I have a word in Russian (which is actually where the difficulty arises). It's an adjective. And I need to make it in a noun form.
I found an interesting library that can parse words, inflect and normalize them. Thiw is library: pymorphy2, but no matter what I do, I can't get the expected result. I want to receive:
These are the names of cities. On the left is the form of the word that I get from the data, on the right, the form that I need.

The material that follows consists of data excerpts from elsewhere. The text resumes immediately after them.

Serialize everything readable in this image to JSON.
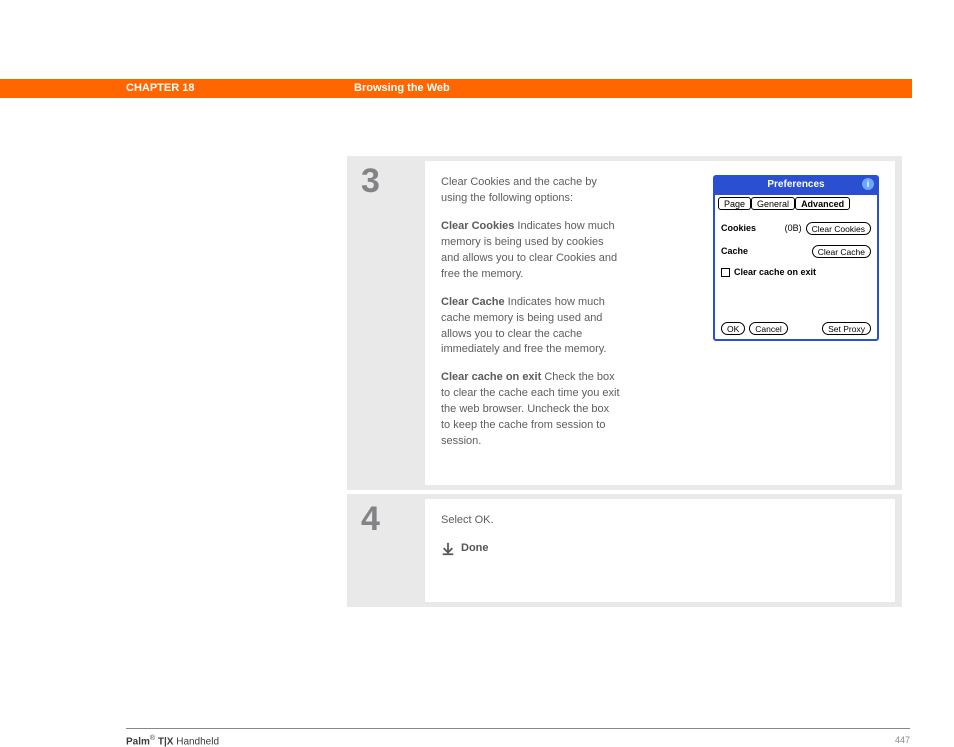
{
  "banner": {
    "chapter": "CHAPTER 18",
    "title": "Browsing the Web"
  },
  "step3": {
    "num": "3",
    "intro": "Clear Cookies and the cache by using the following options:",
    "p1_label": "Clear Cookies",
    "p1_body": "   Indicates how much memory is being used by cookies and allows you to clear Cookies and free the memory.",
    "p2_label": "Clear Cache",
    "p2_body": "   Indicates how much cache memory is being used and allows you to clear the cache immediately and free the memory.",
    "p3_label": "Clear cache on exit",
    "p3_body": "   Check the box to clear the cache each time you exit the web browser. Uncheck the box to keep the cache from session to session."
  },
  "step4": {
    "num": "4",
    "body": "Select OK.",
    "done": "Done"
  },
  "palm": {
    "title": "Preferences",
    "tabs": {
      "page": "Page",
      "general": "General",
      "advanced": "Advanced"
    },
    "cookies_label": "Cookies",
    "cookies_size": "(0B)",
    "clear_cookies_btn": "Clear Cookies",
    "cache_label": "Cache",
    "clear_cache_btn": "Clear Cache",
    "clear_on_exit": "Clear cache on exit",
    "ok": "OK",
    "cancel": "Cancel",
    "setproxy": "Set Proxy"
  },
  "footer": {
    "brand": "Palm",
    "reg": "®",
    "model": " T|X",
    "suffix": " Handheld",
    "page": "447"
  }
}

киселевский ---> киселевск
юргинский ---> юрга
So far, the words on the left are defined only as different forms of the adjective, if you look at their analysis. Is there any way to convert them to nouns?
Small word parsing code:
import pymorphy2
morph = pymorphy2.MorphAnalyzer()
word = 'Киселевский'
test = morph.parse(word)[0]
test.tag.POS
>>'ADJF'
test_2 = morph.parse(word)[0].normal_form
test_2
>>'киселевский'
test.lexeme
>> [Parse(word='киселевский', tag=OpencorporaTag('ADJF masc,sing,nomn'), normal_form='киселевский', score=1.0, methods_stack=((FakeDictionary(), 'киселевский', 16, 0), (KnownSuffixAnalyzer(min_word_length=4, score_multiplier=0.5), 'вский'))),
Parse(word='киселевского', tag=OpencorporaTag('ADJF masc,sing,gent'), normal_form='киселевский', score=1.0, methods_stack=((FakeDictionary(), 'киселевского', 16, 1), (KnownSuffixAnalyzer(min_word_length=4, score_multiplier=0.5), 'вский'))),
Parse(word='киселевскому', tag=OpencorporaTag('ADJF masc,sing,datv'), normal_form='киселевский', score=1.0, methods_stack=((FakeDictionary(), 'киселевскому', 16, 2), (KnownSuffixAnalyzer(min_word_length=4, score_multiplier=0.5), 'вский'))),
Parse(word='киселевского', tag=OpencorporaTag('ADJF anim,masc,sing,accs'), normal_form='киселевский', score=1.0, methods_stack=((FakeDictionary(), 'киселевского', 16, 3), (KnownSuffixAnalyzer(min_word_length=4, score_multiplier=0.5), 'вский'))),
Parse(word='киселевский', tag=OpencorporaTag('ADJF inan,masc,sing,accs'), normal_form='киселевский', score=1.0, methods_stack=((FakeDictionary(), 'киселевский', 16, 4), (KnownSuffixAnalyzer(min_word_length=4, score_multiplier=0.5), 'вский'))),
Parse(word='киселевским', tag=OpencorporaTag('ADJF masc,sing,ablt'), normal_form='киселевский', score=1.0, methods_stack=((FakeDictionary(), 'киселевским', 16, 5), (KnownSuffixAnalyzer(min_word_length=4, score_multiplier=0.5), 'вский')))...]
You'll need a database (for example, by scraping Wiktionary) to do this, since relational adjectives are not considered to be a form of the noun from which they are derived; they are considered to be a different word (lexeme), as indicated by the pymorphy2 ID (attribute methods_stack[0][2]) of the parse object.
With names of cities I assume this would be even more difficult, since the rules for converting between a source toponym and its relational adjective are not regular (just as in English), and you may only be able to find proper data for cities above a certain scale.